Epg5-KO Mouse

Epg5, also known as ectopic P-granules 5 autophagy tethering factor or ectopic P-granules autophagy protein 5 homolog (C. elegans), is a crucial regulator in the autophagy pathway. It is involved in the fusion of autophagosomes with late endosomes or lysosomes during macroautophagy, which is essential for maintaining cellular homeostasis by clearing damaged organelles and misfolded proteins [2]. The study of genetic models, such as knockout zebrafish and KO mouse models, has been valuable for understanding its functions.

In KO mouse models, Epg5 deficiency leads to primary ovarian insufficiency. This is due to the blockage of autophagic flux, resulting in the accumulation of WT1, an essential transcription factor for granulosa cells, which disrupts their differentiation [1]. In zebrafish, epg5 -/- mutants show higher levels of the Lc3-II autophagy marker, indicating dysfunctional autophagy similar to that in Vici syndrome.
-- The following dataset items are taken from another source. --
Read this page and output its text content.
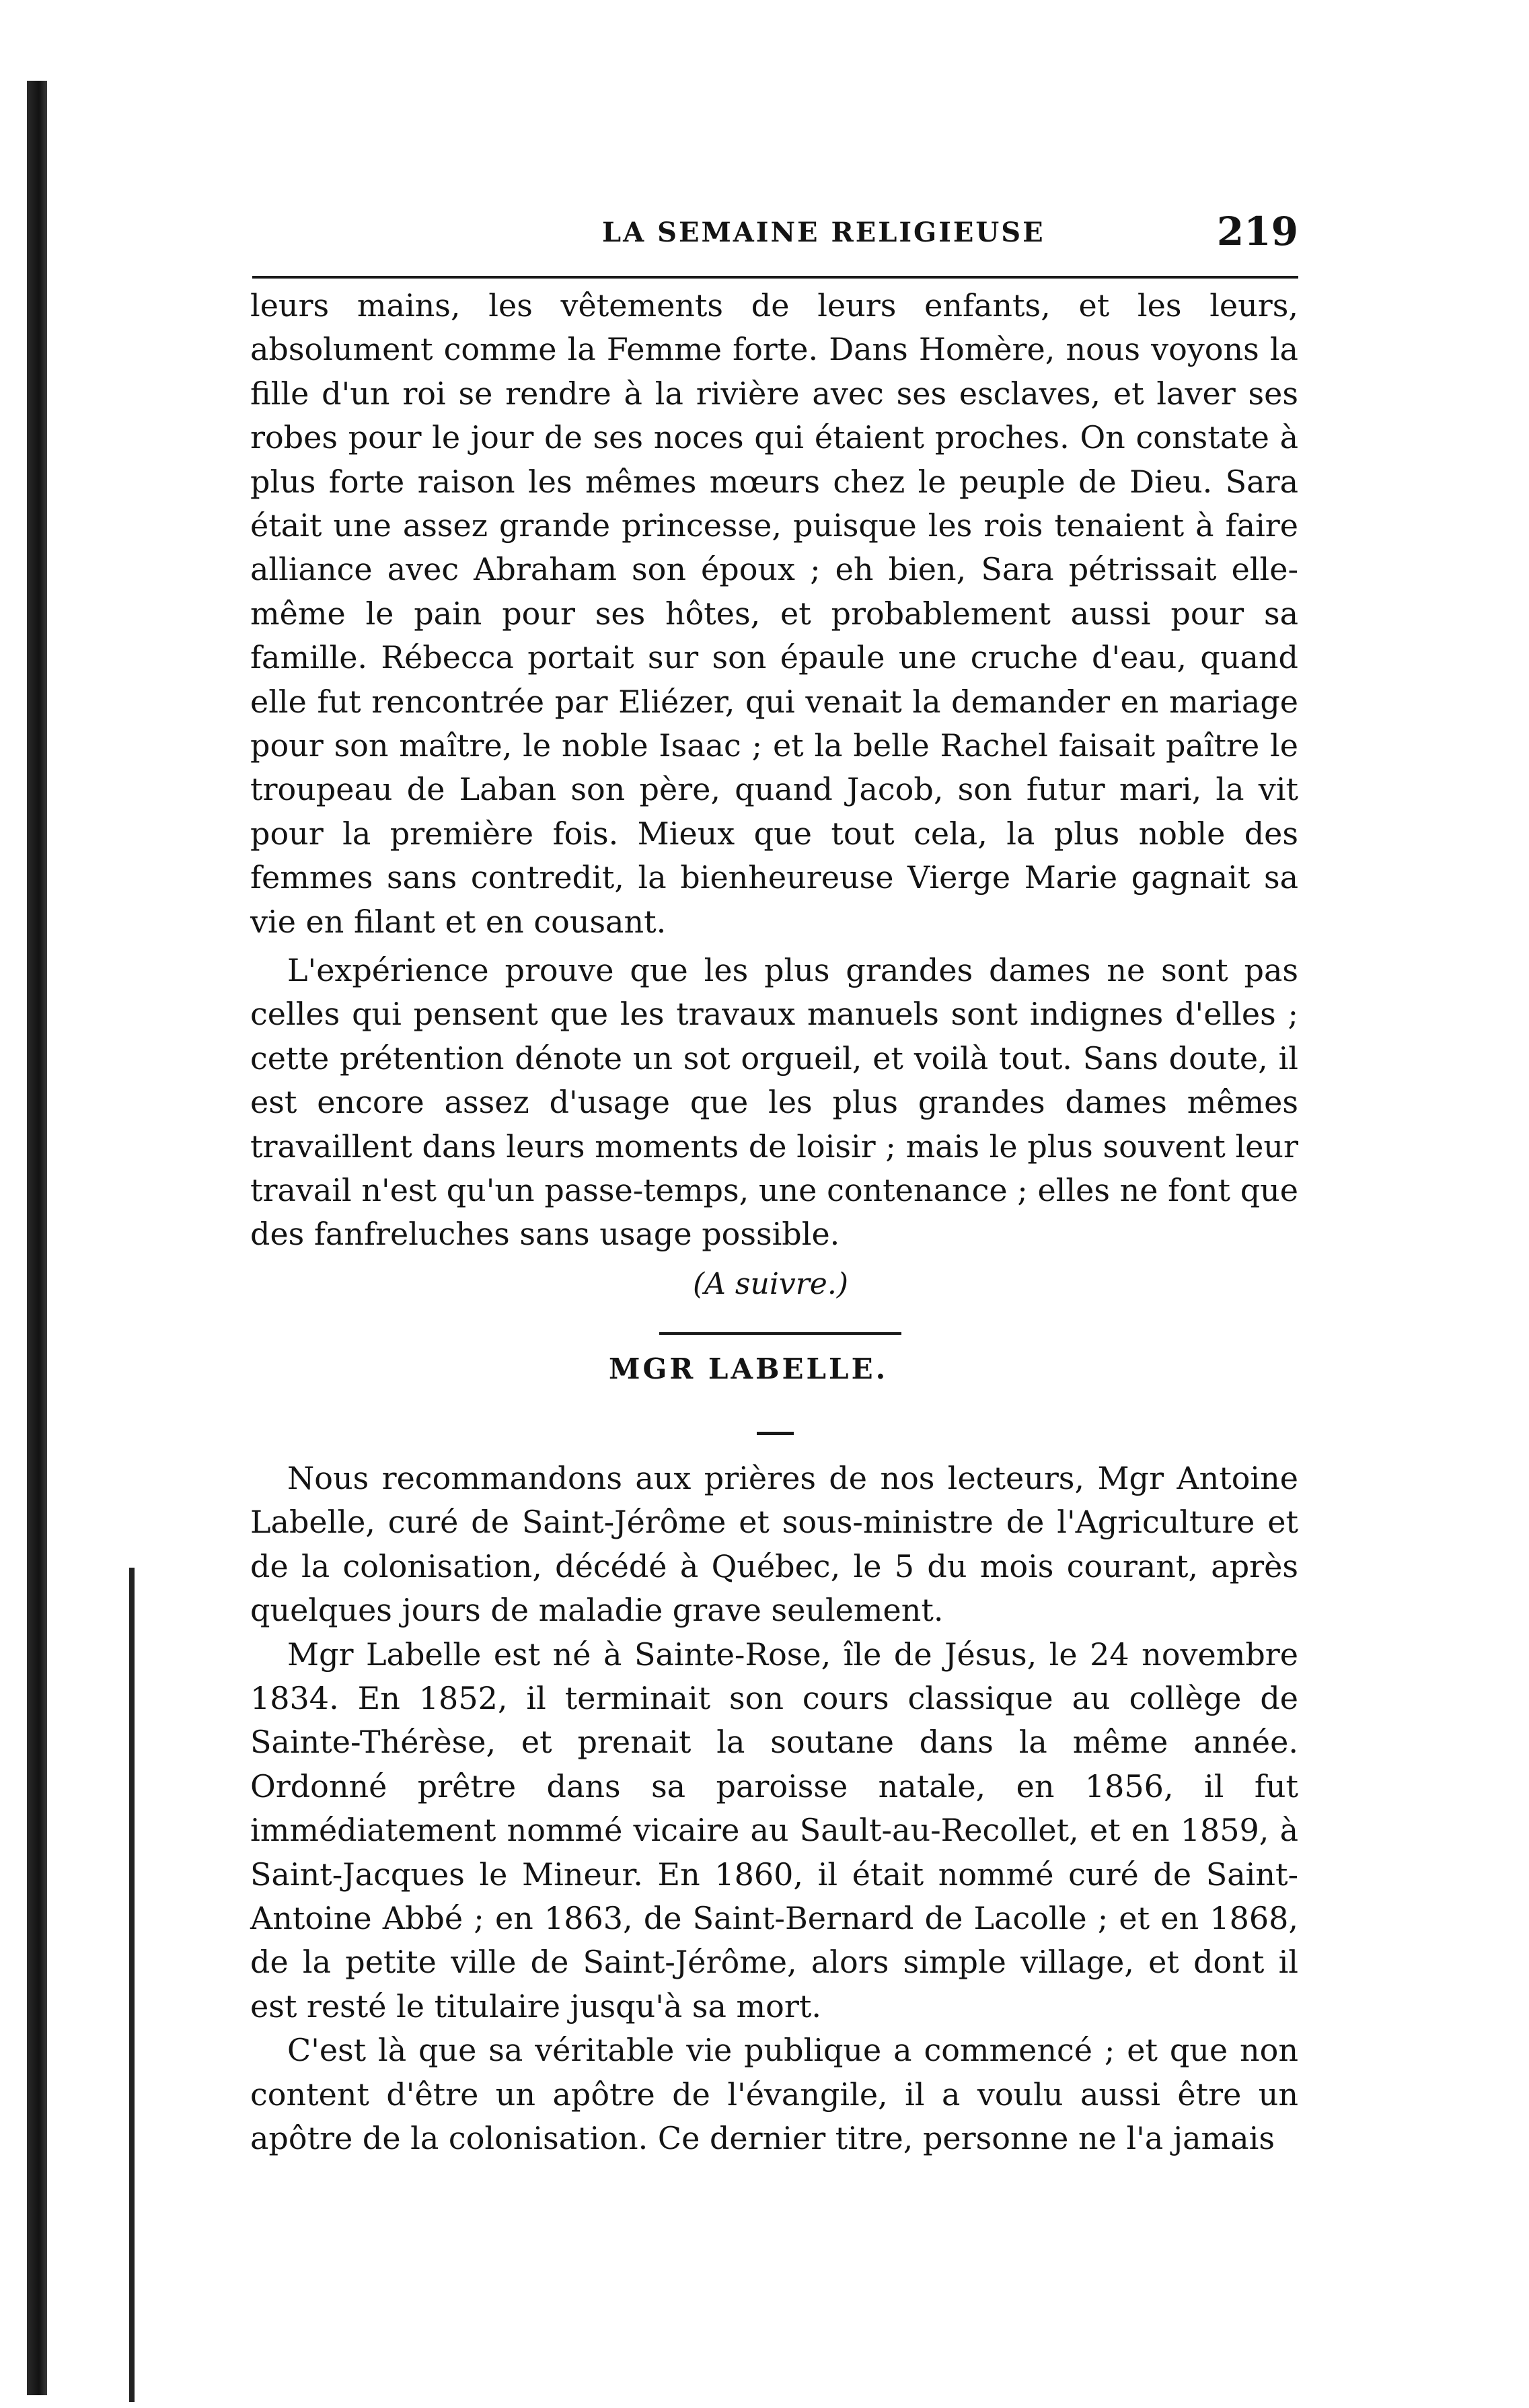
LA SEMAINE RELIGIEUSE	219

leurs mains, les vêtements de leurs enfants, et les leurs, absolument comme la Femme forte. Dans Homère, nous voyons la fille d'un roi se rendre à la rivière avec ses esclaves, et laver ses robes pour le jour de ses noces qui étaient proches. On constate à plus forte raison les mêmes mœurs chez le peuple de Dieu. Sara était une assez grande princesse, puisque les rois tenaient à faire alliance avec Abraham son époux ; eh bien, Sara pétrissait elle-même le pain pour ses hôtes, et probablement aussi pour sa famille. Rébecca portait sur son épaule une cruche d'eau, quand elle fut rencontrée par Eliézer, qui venait la demander en mariage pour son maître, le noble Isaac ; et la belle Rachel faisait paître le troupeau de Laban son père, quand Jacob, son futur mari, la vit pour la première fois. Mieux que tout cela, la plus noble des femmes sans contredit, la bienheureuse Vierge Marie gagnait sa vie en filant et en cousant.

L'expérience prouve que les plus grandes dames ne sont pas celles qui pensent que les travaux manuels sont indignes d'elles ; cette prétention dénote un sot orgueil, et voilà tout. Sans doute, il est encore assez d'usage que les plus grandes dames mêmes travaillent dans leurs moments de loisir ; mais le plus souvent leur travail n'est qu'un passe-temps, une contenance ; elles ne font que des fanfreluches sans usage possible.

(A suivre.)
MGR LABELLE.

Nous recommandons aux prières de nos lecteurs, Mgr Antoine Labelle, curé de Saint-Jérôme et sous-ministre de l'Agriculture et de la colonisation, décédé à Québec, le 5 du mois courant, après quelques jours de maladie grave seulement.

Mgr Labelle est né à Sainte-Rose, île de Jésus, le 24 novembre 1834. En 1852, il terminait son cours classique au collège de Sainte-Thérèse, et prenait la soutane dans la même année. Ordonné prêtre dans sa paroisse natale, en 1856, il fut immédiatement nommé vicaire au Sault-au-Recollet, et en 1859, à Saint-Jacques le Mineur. En 1860, il était nommé curé de Saint-Antoine Abbé ; en 1863, de Saint-Bernard de Lacolle ; et en 1868, de la petite ville de Saint-Jérôme, alors simple village, et dont il est resté le titulaire jusqu'à sa mort.

C'est là que sa véritable vie publique a commencé ; et que non content d'être un apôtre de l'évangile, il a voulu aussi être un apôtre de la colonisation. Ce dernier titre, personne ne l'a jamais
These mutants also display impaired motility, muscle thinning, and morphological alterations in gonads and heart as they age [2]. Additionally, epg5 knockout in zebrafish males impairs reproductive success and courtship behavior [3].
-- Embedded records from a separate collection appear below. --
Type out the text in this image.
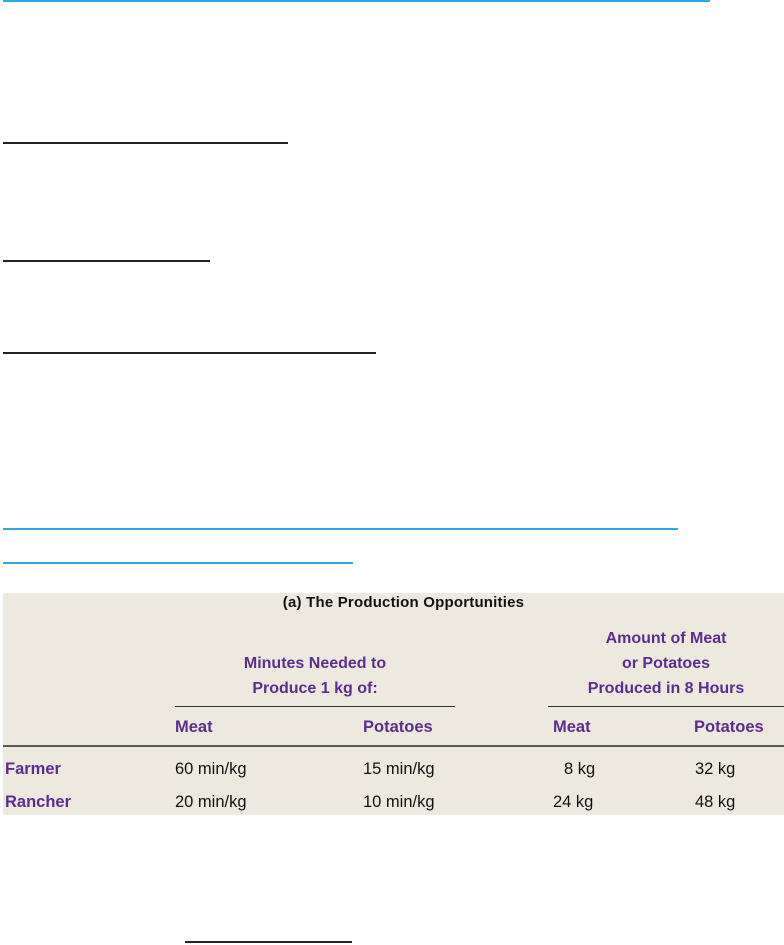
(a) The Production Opportunities
Minutes Needed to
Produce 1 kg of:
Amount of Meat
or Potatoes
Produced in 8 Hours
Meat	Potatoes	Meat	Potatoes
Farmer	60 min/kg	15 min/kg	8 kg	32 kg
Rancher	20 min/kg	10 min/kg	24 kg	48 kg
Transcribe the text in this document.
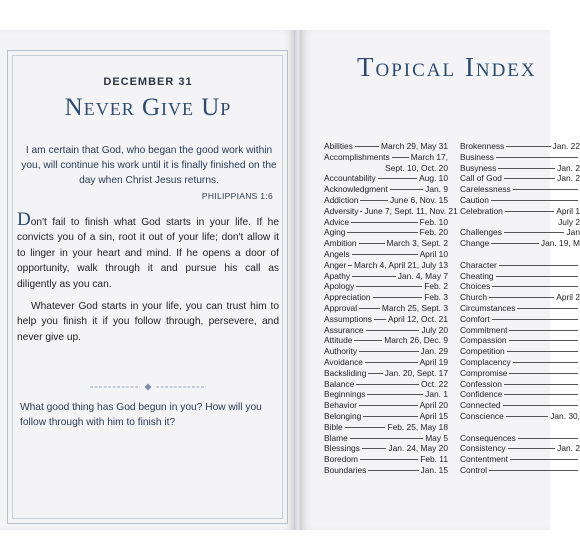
DECEMBER 31
Never Give Up
I am certain that God, who began the good work within you, will continue his work until it is finally finished on the day when Christ Jesus returns.
PHILIPPIANS 1:6
Don't fail to finish what God starts in your life. If he convicts you of a sin, root it out of your life; don't allow it to linger in your heart and mind. If he opens a door of opportunity, walk through it and pursue his call as diligently as you can.
Whatever God starts in your life, you can trust him to help you finish it if you follow through, persevere, and never give up.
What good thing has God begun in you? How will you follow through with him to finish it?
Topical Index
Abilities	March 29, May 31
Accomplishments	March 17,
Sept. 10, Oct. 20
Accountability	Aug. 10
Acknowledgment	Jan. 9
Addiction	June 6, Nov. 15
Adversity June 7, Sept. 11, Nov. 21
Advice	Feb. 10
Aging	Feb. 20
Ambition	March 3, Sept. 2
Angels	April 10
Anger March 4, April 21, July 13
Apathy	Jan. 4, May 7
Apology	Feb. 2
Appreciation	Feb. 3
Approval	March 25, Sept. 3
Assumptions April 12, Oct. 21
Assurance	July 20
Attitude	March 26, Dec. 9
Authority	Jan. 29
Avoidance	April 19
Backsliding Jan. 20, Sept. 17
Balance	Oct. 22
Beginnings	Jan. 1
Behavior	April 20
Belonging	April 15
Bible	Feb. 25, May 18
Blame	May 5
Blessings	Jan. 24, May 20
Boredom	Feb. 11
Boundaries	Jan. 15
Brokenness	Jan. 22
Business
Busyness	Jan. 2
Call of God	Jan. 2
Carelessness
Caution
Celebration	April 1
July 2
Challenges	Jan
Change	Jan. 19, M
Character
Cheating
Choices
Church	April 2
Circumstances
Comfort
Commitment
Compassion
Competition
Complacency
Compromise
Confession
Confidence
Connected
Conscience	Jan. 30,
Consequences
Consistency	Jan. 2
Contentment
Control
In conclusion, Epg5 is essential for autophagosome-lysosome fusion and normal autophagic function. Studies using gene knockout models, especially in mice and zebrafish, have revealed its significance in reproductive processes, such as ovarian function in mice and male reproductive performance in zebrafish, as well as its association with Vici syndrome-related phenotypes. Understanding Epg5's functions provides insights into the mechanisms underlying autophagy-related diseases and reproductive disorders.